Pertama, sejak awal PKS sadar tidak ikut berkeringat memenangkan pasangan Jokowi-JK karena memang saat Pilpres 2014 punya pilihan yang berbeda. Oleh karena itu tidak etis bagi PKS mengambil jatah partai-partai yang sudah berkeringat bersama Jokowi.
"Kami di PKS menjaga etika politik ini agar maslahat bagi semua," ujar Ketua Fraksi PKS di DPR, Jazuli Juwaini.
Kedua, dengan posisi di luar pemerintahan, PKS berikhtiar menjaga agar sistem checks and balances berjalan dengan baik. Dengan posisi ini, bukan pula berarti PKS akan mengganggu roda pemerintahan dan jalannya kebijakan Presiden.
PKS, kata dia, tidak akan menganggu jalannya roda pemerintahan selama kebijakannya sejalan dengan kepentingan rakyat. "PKS tidak akan segan mendukung pemerintah jika kebijakannya membahagiakan rakyat," kata dia.
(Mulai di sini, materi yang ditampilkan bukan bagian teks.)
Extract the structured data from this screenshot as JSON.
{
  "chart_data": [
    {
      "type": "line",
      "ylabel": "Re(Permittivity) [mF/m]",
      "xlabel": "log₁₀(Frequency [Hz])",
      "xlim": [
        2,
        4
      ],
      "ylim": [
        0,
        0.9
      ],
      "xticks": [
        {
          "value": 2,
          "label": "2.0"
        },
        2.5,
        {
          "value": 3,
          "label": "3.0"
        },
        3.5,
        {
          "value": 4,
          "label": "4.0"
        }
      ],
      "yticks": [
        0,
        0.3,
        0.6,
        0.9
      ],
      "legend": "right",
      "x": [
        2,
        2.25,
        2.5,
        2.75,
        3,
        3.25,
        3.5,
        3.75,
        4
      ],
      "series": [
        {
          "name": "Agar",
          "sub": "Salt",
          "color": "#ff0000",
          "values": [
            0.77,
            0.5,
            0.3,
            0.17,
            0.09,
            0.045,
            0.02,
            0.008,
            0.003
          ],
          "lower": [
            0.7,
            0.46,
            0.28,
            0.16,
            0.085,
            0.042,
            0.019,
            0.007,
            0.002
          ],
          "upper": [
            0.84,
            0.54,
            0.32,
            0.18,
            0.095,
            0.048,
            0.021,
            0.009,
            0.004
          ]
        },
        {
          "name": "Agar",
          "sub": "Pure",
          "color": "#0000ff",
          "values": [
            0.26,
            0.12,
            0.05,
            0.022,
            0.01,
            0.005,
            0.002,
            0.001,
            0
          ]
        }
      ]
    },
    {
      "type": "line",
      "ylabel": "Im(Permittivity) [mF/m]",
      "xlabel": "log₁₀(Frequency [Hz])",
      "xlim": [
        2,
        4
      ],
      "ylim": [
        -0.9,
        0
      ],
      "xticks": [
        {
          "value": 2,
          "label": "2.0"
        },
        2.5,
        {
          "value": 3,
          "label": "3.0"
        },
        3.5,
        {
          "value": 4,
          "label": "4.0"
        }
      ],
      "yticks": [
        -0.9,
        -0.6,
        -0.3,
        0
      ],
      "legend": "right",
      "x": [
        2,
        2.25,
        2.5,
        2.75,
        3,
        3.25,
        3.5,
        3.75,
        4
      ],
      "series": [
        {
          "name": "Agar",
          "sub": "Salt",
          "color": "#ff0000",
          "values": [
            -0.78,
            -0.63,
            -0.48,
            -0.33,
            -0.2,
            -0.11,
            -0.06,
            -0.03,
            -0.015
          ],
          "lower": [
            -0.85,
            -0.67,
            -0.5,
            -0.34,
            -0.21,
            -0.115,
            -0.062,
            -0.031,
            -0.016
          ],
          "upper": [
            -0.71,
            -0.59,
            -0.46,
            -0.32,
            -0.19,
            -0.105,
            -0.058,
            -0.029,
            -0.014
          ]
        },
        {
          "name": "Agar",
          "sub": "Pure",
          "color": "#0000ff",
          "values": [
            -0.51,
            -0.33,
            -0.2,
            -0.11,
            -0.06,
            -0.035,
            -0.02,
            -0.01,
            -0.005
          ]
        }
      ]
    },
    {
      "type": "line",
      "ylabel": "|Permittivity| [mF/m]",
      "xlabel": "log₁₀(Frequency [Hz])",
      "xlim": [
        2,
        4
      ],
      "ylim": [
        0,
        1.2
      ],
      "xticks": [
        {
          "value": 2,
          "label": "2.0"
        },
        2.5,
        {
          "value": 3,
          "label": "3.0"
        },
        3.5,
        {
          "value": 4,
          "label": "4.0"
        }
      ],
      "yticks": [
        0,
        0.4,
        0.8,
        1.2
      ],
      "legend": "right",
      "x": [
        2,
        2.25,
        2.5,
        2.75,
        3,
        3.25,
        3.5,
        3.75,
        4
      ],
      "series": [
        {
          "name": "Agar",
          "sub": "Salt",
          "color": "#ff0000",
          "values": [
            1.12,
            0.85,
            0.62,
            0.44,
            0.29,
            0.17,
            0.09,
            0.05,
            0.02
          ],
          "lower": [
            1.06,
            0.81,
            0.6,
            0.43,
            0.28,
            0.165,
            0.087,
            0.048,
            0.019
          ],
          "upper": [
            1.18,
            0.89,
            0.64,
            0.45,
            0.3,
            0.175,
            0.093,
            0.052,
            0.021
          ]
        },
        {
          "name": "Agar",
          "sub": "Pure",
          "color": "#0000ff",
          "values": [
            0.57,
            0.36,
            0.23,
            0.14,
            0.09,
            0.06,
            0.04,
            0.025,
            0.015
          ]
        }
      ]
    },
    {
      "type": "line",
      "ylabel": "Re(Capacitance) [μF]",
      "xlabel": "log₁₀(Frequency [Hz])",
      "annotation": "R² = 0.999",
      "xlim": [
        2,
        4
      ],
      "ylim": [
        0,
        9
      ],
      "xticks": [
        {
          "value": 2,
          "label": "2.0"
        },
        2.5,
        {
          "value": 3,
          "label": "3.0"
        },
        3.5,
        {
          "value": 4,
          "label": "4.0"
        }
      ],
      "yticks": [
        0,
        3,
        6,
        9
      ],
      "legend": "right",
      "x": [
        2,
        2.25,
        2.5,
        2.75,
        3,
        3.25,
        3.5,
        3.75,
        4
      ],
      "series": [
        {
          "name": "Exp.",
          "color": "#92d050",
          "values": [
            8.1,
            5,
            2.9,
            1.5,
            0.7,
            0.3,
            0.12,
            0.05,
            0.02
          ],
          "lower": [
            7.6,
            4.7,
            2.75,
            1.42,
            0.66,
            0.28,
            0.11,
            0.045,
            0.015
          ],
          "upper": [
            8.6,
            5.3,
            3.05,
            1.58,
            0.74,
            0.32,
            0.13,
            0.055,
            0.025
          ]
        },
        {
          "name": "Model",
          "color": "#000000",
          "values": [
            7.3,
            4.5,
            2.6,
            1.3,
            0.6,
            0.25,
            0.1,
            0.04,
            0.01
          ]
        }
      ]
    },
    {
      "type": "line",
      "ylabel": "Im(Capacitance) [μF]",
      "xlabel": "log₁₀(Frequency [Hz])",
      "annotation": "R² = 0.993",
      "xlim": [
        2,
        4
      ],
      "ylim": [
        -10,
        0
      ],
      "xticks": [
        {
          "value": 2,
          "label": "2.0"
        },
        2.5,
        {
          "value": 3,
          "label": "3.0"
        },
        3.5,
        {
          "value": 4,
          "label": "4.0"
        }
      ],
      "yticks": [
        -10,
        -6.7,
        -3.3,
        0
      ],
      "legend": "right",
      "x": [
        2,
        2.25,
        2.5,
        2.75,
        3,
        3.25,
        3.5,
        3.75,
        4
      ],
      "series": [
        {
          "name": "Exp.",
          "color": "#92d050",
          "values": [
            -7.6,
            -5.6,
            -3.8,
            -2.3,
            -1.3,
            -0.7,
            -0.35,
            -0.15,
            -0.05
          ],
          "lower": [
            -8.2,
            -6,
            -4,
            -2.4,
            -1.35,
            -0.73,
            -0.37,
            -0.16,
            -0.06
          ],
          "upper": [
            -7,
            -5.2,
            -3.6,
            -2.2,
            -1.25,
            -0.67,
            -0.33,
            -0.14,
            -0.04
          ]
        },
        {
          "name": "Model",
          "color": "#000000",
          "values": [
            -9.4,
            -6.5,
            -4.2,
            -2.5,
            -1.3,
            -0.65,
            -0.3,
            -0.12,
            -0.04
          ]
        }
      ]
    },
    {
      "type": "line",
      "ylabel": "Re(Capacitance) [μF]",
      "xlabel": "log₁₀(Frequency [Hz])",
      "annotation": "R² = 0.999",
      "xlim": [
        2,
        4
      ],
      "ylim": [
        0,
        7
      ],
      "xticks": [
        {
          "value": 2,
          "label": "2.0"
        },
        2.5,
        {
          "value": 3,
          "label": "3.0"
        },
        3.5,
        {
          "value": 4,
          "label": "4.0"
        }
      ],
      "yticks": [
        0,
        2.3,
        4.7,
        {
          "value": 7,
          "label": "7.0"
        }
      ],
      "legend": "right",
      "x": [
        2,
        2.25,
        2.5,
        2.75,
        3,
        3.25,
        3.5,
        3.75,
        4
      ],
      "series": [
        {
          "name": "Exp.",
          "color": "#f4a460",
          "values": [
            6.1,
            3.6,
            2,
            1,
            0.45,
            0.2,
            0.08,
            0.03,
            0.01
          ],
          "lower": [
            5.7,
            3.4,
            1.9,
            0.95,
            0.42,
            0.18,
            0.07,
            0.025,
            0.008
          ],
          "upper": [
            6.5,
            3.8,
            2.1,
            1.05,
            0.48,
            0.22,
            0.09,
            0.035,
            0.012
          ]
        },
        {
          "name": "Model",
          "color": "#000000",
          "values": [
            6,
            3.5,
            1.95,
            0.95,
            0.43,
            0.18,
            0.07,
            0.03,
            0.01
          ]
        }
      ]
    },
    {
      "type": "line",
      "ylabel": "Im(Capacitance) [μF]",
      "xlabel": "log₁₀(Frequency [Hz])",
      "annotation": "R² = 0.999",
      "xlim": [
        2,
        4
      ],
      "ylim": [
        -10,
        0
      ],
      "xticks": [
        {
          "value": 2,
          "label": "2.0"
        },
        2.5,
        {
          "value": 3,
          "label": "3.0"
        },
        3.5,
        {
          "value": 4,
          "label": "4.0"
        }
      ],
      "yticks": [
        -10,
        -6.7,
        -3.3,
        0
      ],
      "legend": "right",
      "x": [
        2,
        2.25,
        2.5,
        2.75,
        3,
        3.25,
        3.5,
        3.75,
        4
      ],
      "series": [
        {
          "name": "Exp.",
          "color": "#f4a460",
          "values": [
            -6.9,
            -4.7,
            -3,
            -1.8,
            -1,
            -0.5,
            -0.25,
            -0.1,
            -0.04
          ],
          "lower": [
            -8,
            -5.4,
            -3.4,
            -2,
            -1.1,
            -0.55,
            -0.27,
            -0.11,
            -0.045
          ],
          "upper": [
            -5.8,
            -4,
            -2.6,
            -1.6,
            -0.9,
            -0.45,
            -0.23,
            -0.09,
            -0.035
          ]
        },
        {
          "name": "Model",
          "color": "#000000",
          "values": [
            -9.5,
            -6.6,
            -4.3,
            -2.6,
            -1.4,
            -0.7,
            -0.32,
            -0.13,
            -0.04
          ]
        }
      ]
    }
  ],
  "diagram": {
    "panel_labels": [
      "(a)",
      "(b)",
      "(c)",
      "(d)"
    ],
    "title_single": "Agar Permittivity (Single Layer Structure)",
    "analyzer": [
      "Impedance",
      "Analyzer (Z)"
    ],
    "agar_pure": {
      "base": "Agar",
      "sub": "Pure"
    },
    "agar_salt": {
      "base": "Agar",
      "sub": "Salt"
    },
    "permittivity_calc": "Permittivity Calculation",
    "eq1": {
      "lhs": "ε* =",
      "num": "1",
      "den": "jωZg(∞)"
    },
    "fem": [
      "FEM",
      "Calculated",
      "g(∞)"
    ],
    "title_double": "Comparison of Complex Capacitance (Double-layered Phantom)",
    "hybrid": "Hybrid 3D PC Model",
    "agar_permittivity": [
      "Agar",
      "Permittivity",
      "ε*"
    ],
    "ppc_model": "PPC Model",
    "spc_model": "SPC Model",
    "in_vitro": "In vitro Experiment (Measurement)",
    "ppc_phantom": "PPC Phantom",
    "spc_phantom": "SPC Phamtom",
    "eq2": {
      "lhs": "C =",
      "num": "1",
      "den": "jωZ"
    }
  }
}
Sebaliknya, jika tidak sejalan dengan kepentingan rakyat terutama rakyat kecil, PKS akan mengingatkan (bukan mengganggu), semata-mata demi kepentingan rakyat, bangsa dan negara. Dengan posisi tersebut, kalaupun dapat disebut oposisi, PKS akan menempatkan diri sebagai oposisi yang konstruktif.
"Saya yakin peran yang dipilih PKS ini sama-sama mulia dan berhaga bagi terwujudnya sistem bernegara dan pemerintahan yang demokratis," ujar Jazuli.